Imagens de destruição nas bases americanas revelam custos da guerra no Irã
Fotos mostram danos extensos e um novo relatório aponta gasto de US$ 43,6 bilhões
Fotos divulgadas pela CBS e verificadas pela BBC mostram danos graves em bases militares americanas na Arábia Saudita e no Kuwait, consequência de ataques lançados pelo Irã desde o início do conflito em 28 de fevereiro.
Imagens de bases americanas destruídas
As imagens apresentam um avião-radar Boeing E-3 Sentry despedaçado na Base Aérea Príncipe Sultan, trailers amassados no acampamento Buehring, no Kuwait, e um edifício de quatro andares atingido no acampamento Arifjan. Elas foram fornecidas por militares em serviço e não têm data, mas correspondem a danos confirmados por um relatório do órgão fiscalizador do Pentágono.

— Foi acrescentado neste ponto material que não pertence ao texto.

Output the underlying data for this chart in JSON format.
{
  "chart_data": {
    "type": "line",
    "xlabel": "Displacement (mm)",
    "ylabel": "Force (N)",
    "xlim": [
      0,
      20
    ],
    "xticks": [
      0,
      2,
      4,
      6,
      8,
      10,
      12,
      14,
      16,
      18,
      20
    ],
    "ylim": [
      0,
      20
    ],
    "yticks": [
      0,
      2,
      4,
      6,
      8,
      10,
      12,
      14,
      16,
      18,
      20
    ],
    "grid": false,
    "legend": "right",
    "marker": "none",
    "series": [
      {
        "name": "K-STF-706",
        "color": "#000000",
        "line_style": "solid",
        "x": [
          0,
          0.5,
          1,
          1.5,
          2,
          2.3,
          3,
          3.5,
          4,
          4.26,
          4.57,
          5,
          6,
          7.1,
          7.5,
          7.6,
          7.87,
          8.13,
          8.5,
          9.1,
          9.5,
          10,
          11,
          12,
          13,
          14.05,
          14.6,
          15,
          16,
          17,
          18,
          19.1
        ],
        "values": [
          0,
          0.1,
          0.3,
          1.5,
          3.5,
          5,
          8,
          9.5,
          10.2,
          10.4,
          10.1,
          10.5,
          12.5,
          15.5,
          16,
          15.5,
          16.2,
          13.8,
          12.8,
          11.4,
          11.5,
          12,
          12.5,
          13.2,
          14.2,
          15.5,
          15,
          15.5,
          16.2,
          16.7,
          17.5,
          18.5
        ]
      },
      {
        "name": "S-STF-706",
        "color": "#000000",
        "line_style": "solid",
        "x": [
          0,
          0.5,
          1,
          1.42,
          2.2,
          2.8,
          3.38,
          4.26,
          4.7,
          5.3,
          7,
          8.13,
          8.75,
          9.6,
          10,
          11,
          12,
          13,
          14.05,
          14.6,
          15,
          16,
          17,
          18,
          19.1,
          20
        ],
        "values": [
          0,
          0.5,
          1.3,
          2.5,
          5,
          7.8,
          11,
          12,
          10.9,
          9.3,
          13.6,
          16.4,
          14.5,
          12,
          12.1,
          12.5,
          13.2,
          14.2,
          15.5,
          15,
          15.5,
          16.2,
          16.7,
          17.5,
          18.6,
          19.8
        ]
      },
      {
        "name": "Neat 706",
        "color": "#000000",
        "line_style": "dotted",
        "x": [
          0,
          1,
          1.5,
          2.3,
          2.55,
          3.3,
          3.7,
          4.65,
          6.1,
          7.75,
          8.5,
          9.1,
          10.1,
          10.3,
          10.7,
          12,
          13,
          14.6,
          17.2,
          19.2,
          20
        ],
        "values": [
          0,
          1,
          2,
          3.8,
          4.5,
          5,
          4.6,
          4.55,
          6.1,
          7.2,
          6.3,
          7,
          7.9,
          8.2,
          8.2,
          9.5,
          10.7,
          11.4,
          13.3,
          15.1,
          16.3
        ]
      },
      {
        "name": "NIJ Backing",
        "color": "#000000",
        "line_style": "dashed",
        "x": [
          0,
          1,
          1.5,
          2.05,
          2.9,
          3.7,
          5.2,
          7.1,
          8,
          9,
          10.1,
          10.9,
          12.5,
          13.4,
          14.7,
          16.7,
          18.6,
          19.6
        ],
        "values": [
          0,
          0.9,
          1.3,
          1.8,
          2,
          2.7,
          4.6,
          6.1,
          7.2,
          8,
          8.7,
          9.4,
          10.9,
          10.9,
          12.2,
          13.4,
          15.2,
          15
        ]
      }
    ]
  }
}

Escala dos danos materiais
O relatório do Pentágono indica que os ataques iranianos destruíram ou danificaram centenas de construções e estruturas em bases dos Estados Unidos espalhadas por Kuwait, Bahrein, Catar, Emirados Árabes Unidos, Arábia Saudita, Iraque, Omã e Jordânia. O custo total dos equipamentos perdidos, incluindo aviões, drones e sistemas de defesa aérea, chega a US$ 1,9 bilhão, enquanto as perdas com equipamentos chegam a US$ 3,7 bilhões.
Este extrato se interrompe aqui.